Acórdão nº 2758/15.3T8BCL.G1.S1 de Supremo Tribunal de Justiça (Portugal), 11 de Abril de 2019

Magistrado ResponsávelTOMÉ GOMES
Data da Resolução11 de Abril de 2019
EmissorSupremo Tribunal de Justiça (Portugal)

Acordam na 2.ª Secção do Supremo Tribunal de Justiça: I – Relatório 1. AA e cônjuge BB (A.A.) instauraram, em 15/12/2015, ação declarativa, sob a forma de processo comum, contra a CC - Instituição de Crédito, S.A. (1.ª R.) e DD (2.º R.), alegando, em síntese, que: .

O 2.º R. DD, em nome A. AA, promoveu a celebração, com 1.ª R. CC, de um contrato de financiamento para aquisição de um automóvel; .

Porém, tal contrato foi celebrado com violação dos deveres de comunicação e de informação, por parte daquela R., e com a falsificação da assinatura da A. BB, tendo sido o 2.º R. quem beneficiou em exclusivo do dito veículo, do qual os A.A. nunca dispuseram, tanto mais que não possuíam habilitação legal de condução; .

Além disso, o 2.º R. atuou de forma a que o A. marido assinasse um contrato de crédito que não queria, apenas para que aquele beneficiasse indevidamente do veículo automóvel; .

Por seu lado, a 1.ª R. aceitou o contrato que não foi assinado junto dela nem por si verificado, recusando-se depois a cancelar a inscrição em nome do A. do veículo automóvel cuja aquisição o dito contrato financiava, mesmo após a respetiva resolução por aquela R., beneficiando de uma reserva de propriedade em seu nome; .

O referido contrato de crédito acabou por ser declarado nulo, em ação judicial intentada pelos ora A.A. contra os aqui R.R.; .

Não obstante isso, desde a celebração desse contrato e mesmo após aquela declaração de nulidade, os A.A. suportaram incómodos e despesas, quer pela existência do registo do veículo em nome do A. marido quer pela falta do seu cancelamento, resultantes de: processos crimes em que os A.A. figuraram como ofendidos e o 2.º R. como denunciado; uma ação executiva instaurada contra eles pela aqui 1.ª R. e respetivos embargos de executado; uma ação declarativa movida pelos aqui A.A. contra os ora R.R. para declaração da nulidade do contrato de financiamento; uma providência cautelar deduzida pela aqui 1.ª R. contra os ora A.A.; impugnações judiciais de contra-ordenações resultantes da circulação do veículo; várias notificações para pagamento de taxas de portagem decorrentes da circulação do mesmo; perda do benefício de isenção de I.M.T. por serem tidos como devedores do imposto único automóvel; sinalização do A. marido junto da Central de Responsabilidades de Crédito do Banco de Portugal por falta de pagamento de quantias alegadamente devidas em virtude do contrato de financiamento; diversas deslocações que os A.A. foram obrigados a fazer; múltiplos custos inerentes à obtenção de documentação, duplicação e envio da mesma, e com honorários; .

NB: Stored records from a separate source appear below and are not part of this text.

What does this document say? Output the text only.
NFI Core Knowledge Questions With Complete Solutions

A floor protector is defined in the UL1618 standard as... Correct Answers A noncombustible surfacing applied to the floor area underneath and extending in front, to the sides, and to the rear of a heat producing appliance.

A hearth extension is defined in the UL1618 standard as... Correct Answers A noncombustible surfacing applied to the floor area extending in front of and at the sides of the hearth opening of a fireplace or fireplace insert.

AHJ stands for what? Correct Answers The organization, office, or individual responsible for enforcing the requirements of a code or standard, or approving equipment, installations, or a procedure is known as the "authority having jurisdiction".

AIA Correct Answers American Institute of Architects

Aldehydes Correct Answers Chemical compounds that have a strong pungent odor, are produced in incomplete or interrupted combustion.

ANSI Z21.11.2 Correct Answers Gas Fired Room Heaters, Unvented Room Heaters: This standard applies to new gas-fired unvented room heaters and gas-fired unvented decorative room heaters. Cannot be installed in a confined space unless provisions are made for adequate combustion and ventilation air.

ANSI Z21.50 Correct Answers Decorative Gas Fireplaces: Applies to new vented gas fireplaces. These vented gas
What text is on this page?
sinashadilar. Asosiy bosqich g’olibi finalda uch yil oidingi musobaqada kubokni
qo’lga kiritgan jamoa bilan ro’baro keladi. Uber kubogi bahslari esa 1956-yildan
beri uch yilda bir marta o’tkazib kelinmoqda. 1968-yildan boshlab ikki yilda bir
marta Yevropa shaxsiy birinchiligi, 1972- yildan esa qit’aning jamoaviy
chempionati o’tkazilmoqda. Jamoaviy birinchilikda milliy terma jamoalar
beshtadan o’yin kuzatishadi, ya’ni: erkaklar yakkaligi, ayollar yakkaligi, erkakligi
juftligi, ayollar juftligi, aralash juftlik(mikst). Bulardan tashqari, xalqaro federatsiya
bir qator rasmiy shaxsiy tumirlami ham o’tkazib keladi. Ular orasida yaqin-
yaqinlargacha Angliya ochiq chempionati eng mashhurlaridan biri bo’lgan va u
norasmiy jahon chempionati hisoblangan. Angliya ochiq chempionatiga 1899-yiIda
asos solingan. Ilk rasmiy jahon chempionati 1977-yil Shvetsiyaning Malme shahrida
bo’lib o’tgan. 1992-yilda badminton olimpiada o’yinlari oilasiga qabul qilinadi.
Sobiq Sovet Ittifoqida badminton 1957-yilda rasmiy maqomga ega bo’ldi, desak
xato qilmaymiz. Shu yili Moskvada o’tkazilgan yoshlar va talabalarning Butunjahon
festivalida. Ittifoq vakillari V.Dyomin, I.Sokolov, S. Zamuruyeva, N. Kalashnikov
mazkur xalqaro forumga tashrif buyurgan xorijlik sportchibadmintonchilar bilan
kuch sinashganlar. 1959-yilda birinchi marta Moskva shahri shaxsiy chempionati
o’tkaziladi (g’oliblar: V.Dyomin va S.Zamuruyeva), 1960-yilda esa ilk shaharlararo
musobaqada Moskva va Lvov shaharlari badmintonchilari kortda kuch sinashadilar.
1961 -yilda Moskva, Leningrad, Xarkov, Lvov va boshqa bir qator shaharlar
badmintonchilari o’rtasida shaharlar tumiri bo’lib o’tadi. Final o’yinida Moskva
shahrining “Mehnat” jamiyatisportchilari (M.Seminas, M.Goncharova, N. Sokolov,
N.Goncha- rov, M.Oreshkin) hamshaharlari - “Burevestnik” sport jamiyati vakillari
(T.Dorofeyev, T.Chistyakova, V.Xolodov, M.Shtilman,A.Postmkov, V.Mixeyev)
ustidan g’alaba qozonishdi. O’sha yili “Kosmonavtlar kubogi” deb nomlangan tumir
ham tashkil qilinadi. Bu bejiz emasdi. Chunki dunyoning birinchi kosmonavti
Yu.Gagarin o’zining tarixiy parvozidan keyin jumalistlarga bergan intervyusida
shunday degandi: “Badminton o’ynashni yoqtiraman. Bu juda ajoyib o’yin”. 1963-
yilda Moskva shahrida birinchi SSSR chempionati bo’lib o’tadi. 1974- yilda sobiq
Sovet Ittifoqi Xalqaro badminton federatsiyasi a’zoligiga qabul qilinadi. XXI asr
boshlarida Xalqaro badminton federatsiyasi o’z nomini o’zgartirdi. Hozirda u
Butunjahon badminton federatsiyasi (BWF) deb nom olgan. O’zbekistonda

Sendo os A.A. pessoas de parcos recursos, baixa escolaridade, simples e humildes, sofreram, com toda essa situação, medo, inquietação, angústia, stress, ansiedade, nervosismo, enorme desgosto e mau estar físico e psicológico; .

Assim, devem os A.A. ser indemnizados, pelos danos patrimoniais, no valor de € 7.500,00 e, a título de danos não patrimoniais, num valor nunca inferior a € 40.000,00.

Concluíram os A.A. a pedir que os R.R. fossem solidariamente condenados a pagar-lhes tais quantias, na proporção de 75% para a 1.ª R. e 25% para o 2.º R., acrescidas de juros de mora, à taxa de juro supletiva, desde a citação.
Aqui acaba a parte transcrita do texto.